In the following decades, however, the GKV changed its position, starting to recognize the existence of other truly Christian churches in the Netherlands. This led to rapprochement between the GKV and the NGK. In 2017, the two denominations began negotiating a merger. In 2021, it was decided by both churches that the merger will take place on March 1, 2023, the year in which the GKV and NGK will cease to exist, to give way to a new denomination called Dutch Reformed Churches (Nederlandse Gereformeerde Kerken). However, in 2022, the merger was delayed by two months to May 1, 2023.

== Doctrine ==

The denomination subscribes to the Apostles' Creed, the Nicene-Constantinopolitan Creed, the Athanasian Creed, the Belgic Confession, the Canons of Dort, and the Heidelberg Catechism. In addition, it allows the ordination of women and paedocommunion.
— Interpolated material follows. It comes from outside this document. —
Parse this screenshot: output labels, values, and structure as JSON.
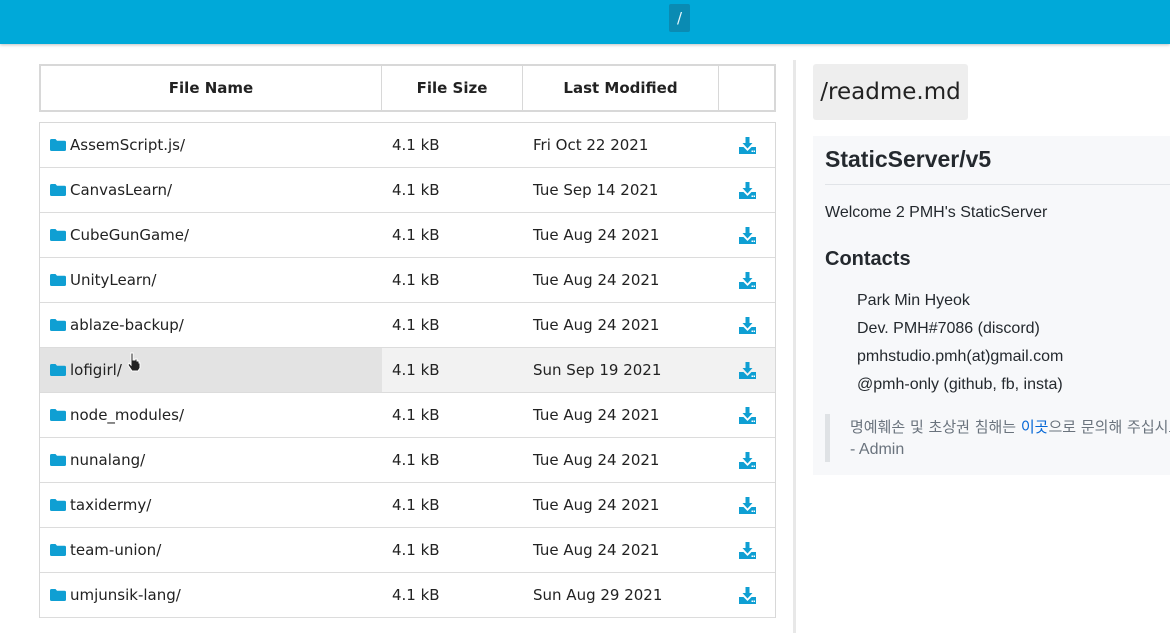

In 2025, the denomination began to allow homosexuals in a romantic relationship to be members, participate in the Lord's Supper, and exercise all functions within the denomination. At the same Synod, it was decided that homosexual people, even in a romantic relationship, can be ordained in all offices of the denomination. However, some local churches have refused to comply with the ruling, claiming that people in same-sex relationships are not eligible for ordination.

== Statistics ==

In 2023, when its first yearbook was published, the denomination claimed to have 146,568 members in approximately 320 churches.

In 2024, the denomination's second yearbook reported that membership had fallen to 133,708.

In 2025, there were an estimated 130,842 members, in 318 churches.